Congratulations and good job on here.


----------



## Joefireline (Apr 2, 2006)

Congrats!


----------



## Glaswegian (Sep 16, 2005)

Congrats and welcome to the team!


----------



## speedster123 (Oct 18, 2006)

*congratulations*


----------



## Grove (Jun 21, 2005)

Congrats. Now soon it will be my turn to take over the Windows forums ...

MUHAHAHAHA :grin:


----------



## carsey (Aug 19, 2006)

Congratulations, Welcome to the team


----------



## Zazula (Apr 27, 2006)

Congratulations and welcome to the Team - seems you weren't _just_ passingby... :grin:


----------



## Deleted090308 (Jan 25, 2007)

Congratulations.

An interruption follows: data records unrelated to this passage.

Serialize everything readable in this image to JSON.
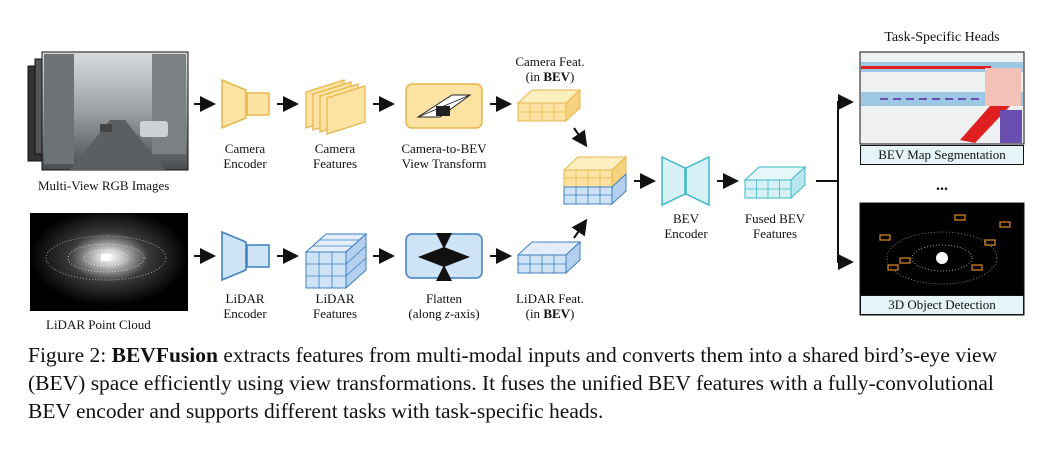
{
  "inputs": {
    "rgb_label": "Multi-View RGB Images",
    "lidar_label": "LiDAR Point Cloud"
  },
  "camera_branch": {
    "encoder": [
      "Camera",
      "Encoder"
    ],
    "features": [
      "Camera",
      "Features"
    ],
    "transform": [
      "Camera-to-BEV",
      "View Transform"
    ],
    "bev_feat_line1": "Camera Feat.",
    "bev_feat_line2_prefix": "(in ",
    "bev_feat_line2_bold": "BEV",
    "bev_feat_line2_suffix": ")"
  },
  "lidar_branch": {
    "encoder": [
      "LiDAR",
      "Encoder"
    ],
    "features": [
      "LiDAR",
      "Features"
    ],
    "flatten_line1": "Flatten",
    "flatten_line2_prefix": "(along ",
    "flatten_line2_italic": "z",
    "flatten_line2_suffix": "-axis)",
    "bev_feat_line1": "LiDAR Feat.",
    "bev_feat_line2_prefix": "(in ",
    "bev_feat_line2_bold": "BEV",
    "bev_feat_line2_suffix": ")"
  },
  "fusion": {
    "bev_encoder": [
      "BEV",
      "Encoder"
    ],
    "fused": [
      "Fused BEV",
      "Features"
    ]
  },
  "heads": {
    "title": "Task-Specific Heads",
    "map_seg": "BEV Map Segmentation",
    "ellipsis": "...",
    "det3d": "3D Object Detection"
  },
  "caption": {
    "prefix": "Figure 2: ",
    "bold": "BEVFusion",
    "rest": " extracts features from multi-modal inputs and converts them into a shared bird’s-eye view (BEV) space efficiently using view transformations. It fuses the unified BEV features with a fully-convolutional BEV encoder and supports different tasks with task-specific heads."
  },
  "colors": {
    "camera": "#fce3a3",
    "camera_stroke": "#e8b64a",
    "lidar": "#cfe3f6",
    "lidar_stroke": "#3c7fc0",
    "fused": "#d6f2f6",
    "fused_stroke": "#3fb8c8",
    "head_label_bg": "#e6f4f8"
  }
}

Good work :smile:


----------



## 40sondacurb (Jan 14, 2005)

Well done and welcome.


----------



## hwm54112 (Oct 10, 2005)

Good Call GG. Congrats, justpassingby. Thanks for stoppingby!


----------



## kodi (Jun 30, 2004)

Congratulations


----------



## dai (Jul 2, 2004)

congratulations


----------



## chauffeur2 (Feb 7, 2006)

Congratulations, and enjoy your new role! :wave: :4-clap:


----------



## Doby (Jan 17, 2006)

Congrats and welcome


----------



## mattlock (Dec 28, 2005)

Congratulations and Welcome aboard. :wave:


----------



## justpassingby (Mar 11, 2007)

Thx to all of you for the warm welcome !

And thx Geekgirl, without your PM I would not have thought to check this section :grin:


----------



## OldGrayGary (Jun 29, 2006)

Just noticed the good news - Welcome & Congratulations!

. . . Gary


----------



## Sgt_Grim_Reaper (Nov 11, 2004)

justpassingby said:


> Thx to all of you for the warm welcome !


Welcome. Try not to give out crappy advice now, ok? :4-thatsba :wink: joking.


----------



## nickster_uk (Feb 7, 2005)

Congrats justpassingby. Hope you like your new office and view :smile:


----------